Но пусть так, пусть слова в отдельности нам не понятны, однако само дело совершенно ясно, потому что Иоанн этим своим разделением отбрасывает все, что происходит не от Бога, потому что он говорит, что сынами

Божьими нельзя стать, если только не родиться от Бога, а это — по его толкованию — происходит от веры во имя Его. Он отбрасывает и человеческое желание или свободную волю, потому что это не есть ни рождение от Бога, ни вера. Если бы свободная воля что-нибудь да значила, то Иоанн не должен был бы отбрасывать желание мужа, отвергать людей и отсылать их только к вере и возрождению, иначе к нему относились бы слова Исайи из главы пятой: «Горе вам, которые добро называют злом»[669]. Но так как он равно отбрасывает кровь, желание плоти, желание мужа, то, конечно, желание мужа, для того чтобы стать сынами Божьими, имеет не больше значения, чем кровь и плотское рождение. И никто не усомнится, что рождение плоти не создает сынов Божьих, как и говорит об этом Павел в Послании к римлянам, глава девятая: «Не те, которые сыны плоти,— сыны Божьи»[670] — и подтверждает это на примере Измаила и Исава.
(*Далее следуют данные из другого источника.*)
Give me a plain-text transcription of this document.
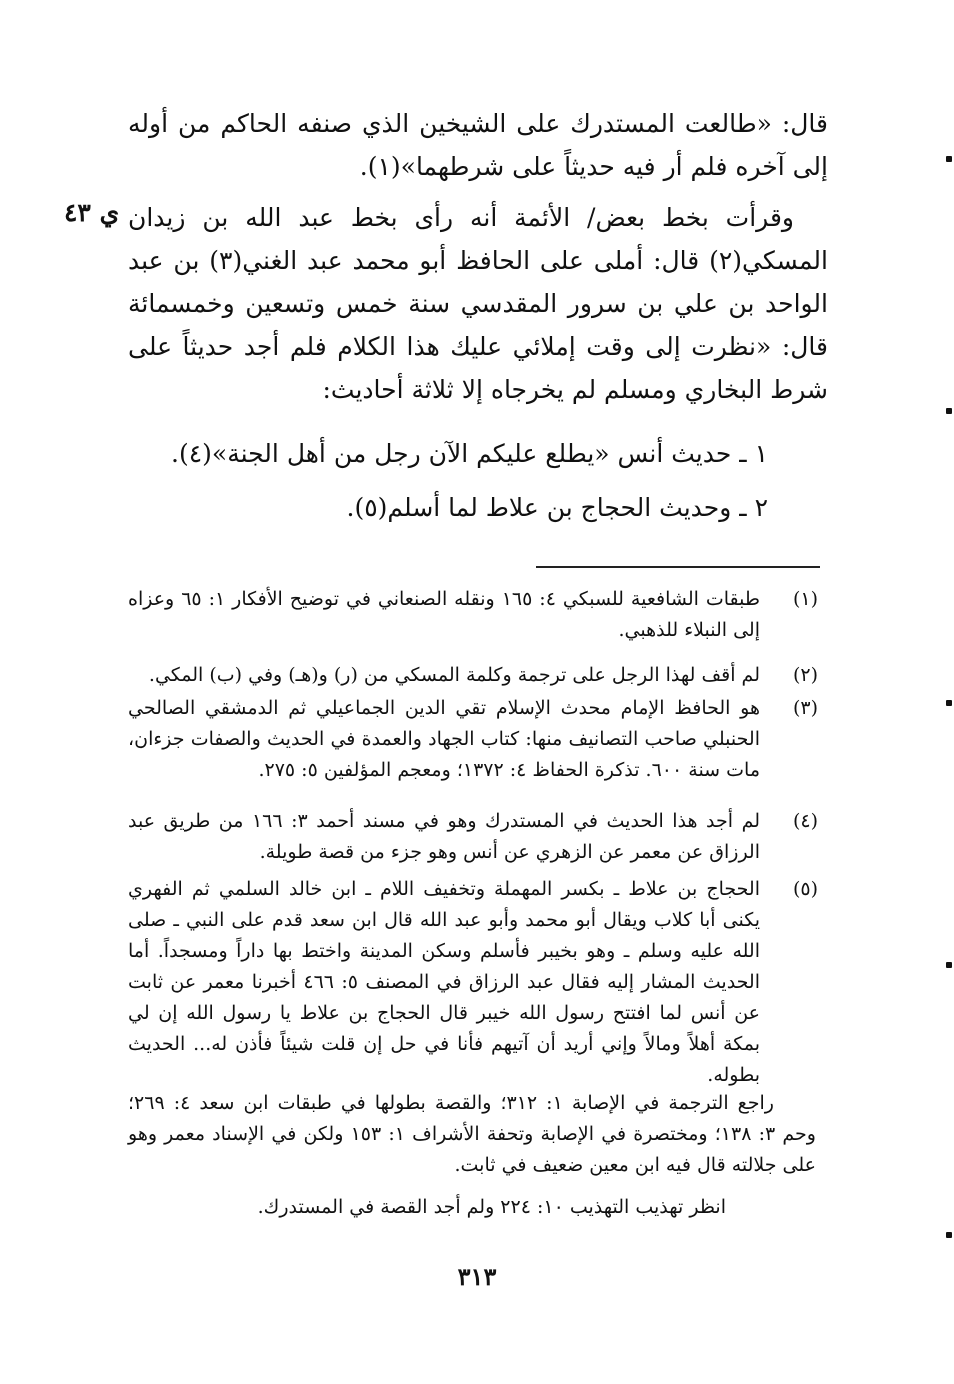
قال: «طالعت المستدرك على الشيخين الذي صنفه الحاكم من أوله إلى آخره فلم أر فيه حديثاً على شرطهما»(١).
وقرأت بخط بعض/ الأئمة أنه رأى بخط عبد الله بن زيدان المسكي(٢) قال: أملى على الحافظ أبو محمد عبد الغني(٣) بن عبد الواحد بن علي بن سرور المقدسي سنة خمس وتسعين وخمسمائة قال: «نظرت إلى وقت إملائي عليك هذا الكلام فلم أجد حديثاً على شرط البخاري ومسلم لم يخرجاه إلا ثلاثة أحاديث:
ي ٤٣
١ ـ حديث أنس «يطلع عليكم الآن رجل من أهل الجنة»(٤).
٢ ـ وحديث الحجاج بن علاط لما أسلم(٥).
(١)
طبقات الشافعية للسبكي ٤: ١٦٥ ونقله الصنعاني في توضيح الأفكار ١: ٦٥ وعزاه إلى النبلاء للذهبي.
(٢)
لم أقف لهذا الرجل على ترجمة وكلمة المسكي من (ر) و(هـ) وفي (ب) المكي.
(٣)
هو الحافظ الإمام محدث الإسلام تقي الدين الجماعيلي ثم الدمشقي الصالحي الحنبلي صاحب التصانيف منها: كتاب الجهاد والعمدة في الحديث والصفات جزءان، مات سنة ٦٠٠. تذكرة الحفاظ ٤: ١٣٧٢؛ ومعجم المؤلفين ٥: ٢٧٥.
(٤)
لم أجد هذا الحديث في المستدرك وهو في مسند أحمد ٣: ١٦٦ من طريق عبد الرزاق عن معمر عن الزهري عن أنس وهو جزء من قصة طويلة.
(٥)
الحجاج بن علاط ـ بكسر المهملة وتخفيف اللام ـ ابن خالد السلمي ثم الفهري يكنى أبا كلاب ويقال أبو محمد وأبو عبد الله قال ابن سعد قدم على النبي ـ صلى الله عليه وسلم ـ وهو بخيبر فأسلم وسكن المدينة واختط بها داراً ومسجداً. أما الحديث المشار إليه فقال عبد الرزاق في المصنف ٥: ٤٦٦ أخبرنا معمر عن ثابت عن أنس لما افتتح رسول الله خيبر قال الحجاج بن علاط يا رسول الله إن لي بمكة أهلاً ومالاً وإني أريد أن آتيهم فأنا في حل إن قلت شيئاً فأذن له... الحديث بطوله.
راجع الترجمة في الإصابة ١: ٣١٢؛ والقصة بطولها في طبقات ابن سعد ٤: ٢٦٩؛ وحم ٣: ١٣٨؛ ومختصرة في الإصابة وتحفة الأشراف ١: ١٥٣ ولكن في الإسناد معمر وهو على جلالته قال فيه ابن معين ضعيف في ثابت.
انظر تهذيب التهذيب ١٠: ٢٢٤ ولم أجد القصة في المستدرك.
٣١٣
Тот же Иоанн приводит слова Иоанна Крестителя, который так говорит о Христе: «От полноты Его все мы приняли благодать за благодать»[671]. Он говорит, что благодать нами принята от полноты Христа, но не по рвению и не по заслугам. Он говорит «за благодать», разумея Христа, подобно тому как Павел в Послании к римлянам, глава пятая, говорит: «Благодать Божья и дар по благодати одного человека Иисуса Христа излились на многих»[672]. Где же теперь стремление свободной воли, при помощи которого можно обрести благодать? Иоанн здесь говорит, что благодать не только никому из нас не дается по рвению, но что она дается за чужую благодать или чужую заслугу одного человека — Иисуса Христа. Значит, либо ложно то, что мы получаем нашу благодать за чужую благодать, либо ясно, что свободная воля — ничто; потому что не может одновременно быть так, чтобы Божья благодать настолько ничего не стоила, чтобы ее где угодно мог обрести любой человек, приложив для этого крошечное усилие, и, наоборот, чтобы она была настолько дорога, что ее не могла бы нам даровать благодать одного весьма великого человека.
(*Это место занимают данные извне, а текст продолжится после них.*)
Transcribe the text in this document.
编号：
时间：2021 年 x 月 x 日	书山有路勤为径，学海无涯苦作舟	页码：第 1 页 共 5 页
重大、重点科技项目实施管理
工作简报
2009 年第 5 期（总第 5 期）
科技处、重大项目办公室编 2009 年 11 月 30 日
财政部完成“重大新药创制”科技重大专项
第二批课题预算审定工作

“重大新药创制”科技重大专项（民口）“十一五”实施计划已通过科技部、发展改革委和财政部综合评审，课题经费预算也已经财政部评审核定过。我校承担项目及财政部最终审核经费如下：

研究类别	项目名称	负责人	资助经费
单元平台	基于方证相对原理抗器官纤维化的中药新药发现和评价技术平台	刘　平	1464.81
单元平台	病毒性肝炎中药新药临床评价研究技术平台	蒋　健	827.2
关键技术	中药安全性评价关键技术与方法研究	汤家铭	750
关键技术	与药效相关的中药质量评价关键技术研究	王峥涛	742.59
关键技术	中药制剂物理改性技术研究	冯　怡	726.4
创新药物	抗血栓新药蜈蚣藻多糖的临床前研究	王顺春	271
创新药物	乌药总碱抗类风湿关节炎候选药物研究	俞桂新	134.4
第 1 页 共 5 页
Здесь в то же время я хотел бы напомнить защитникам свободной воли, что, утверждая свободную волю, они отрицают Христа. Ведь если я добиваюсь Божьей благодати собственным своим рвением, то зачем мне для достижения благодати нужна Христова благодать? Но Диатриба сказала — и это говорят все софисты,— что мы можем достигнуть Божьей благодати и подготовить себя к обретению ее при помощи нашего усилия; конечно, но за заслуги, но по справедливости. Но это и значит полностью отрицать Христа, за благодать которого мы и получили благодать, как свидетельствует здесь Креститель. Потому что этот вымысел о заслуге (de condigno) и справедливости (de congruo) я уже опроверг выше, так как это пустые слова. На самом деле они думают о вознаграждении, соответствующем заслуге, а это, как мы сказали, еще более нечестиво, чем то, что думают пелагиане. Так получается, что нечестивые софисты вместе с Диатрибой больше отрицают Господа Иисуса Христа, искупившего нас, чем когда-либо отрицали Его пелагиане или какие-нибудь еретики; существование благодати не терпит рядом с собой существования хоть какой-нибудь частицы или силы свободной воли.

Однако то, что защитники свободной воли отрицают Христа, доказывает не только это место из Писания, по и сама их жизнь. Ведь они таким образом Представили себе, что Христос не сладостный „посредник, но страшный судья, которого они стремятся умилостивить заступничеством матери и святых, множеством выдуманных дел, обрядами, церемониями, обетами, и делают это, чтобы Христос смилостивился и даровал им благодать, но они не верят, что Он ходатайствует за них перед Богом[673] и своей кровью обрел для них благодать, как сказано здесь, благодать за благодать. И как они думают, так и выходит. Потому что Христос действительно заслуженно для них — неумолимый судья, раз они Его отвергают как посредника и милостивейшего Спасителя, а Его кровь и благодать для них ничтожнее рвений и устремлений свободной воли.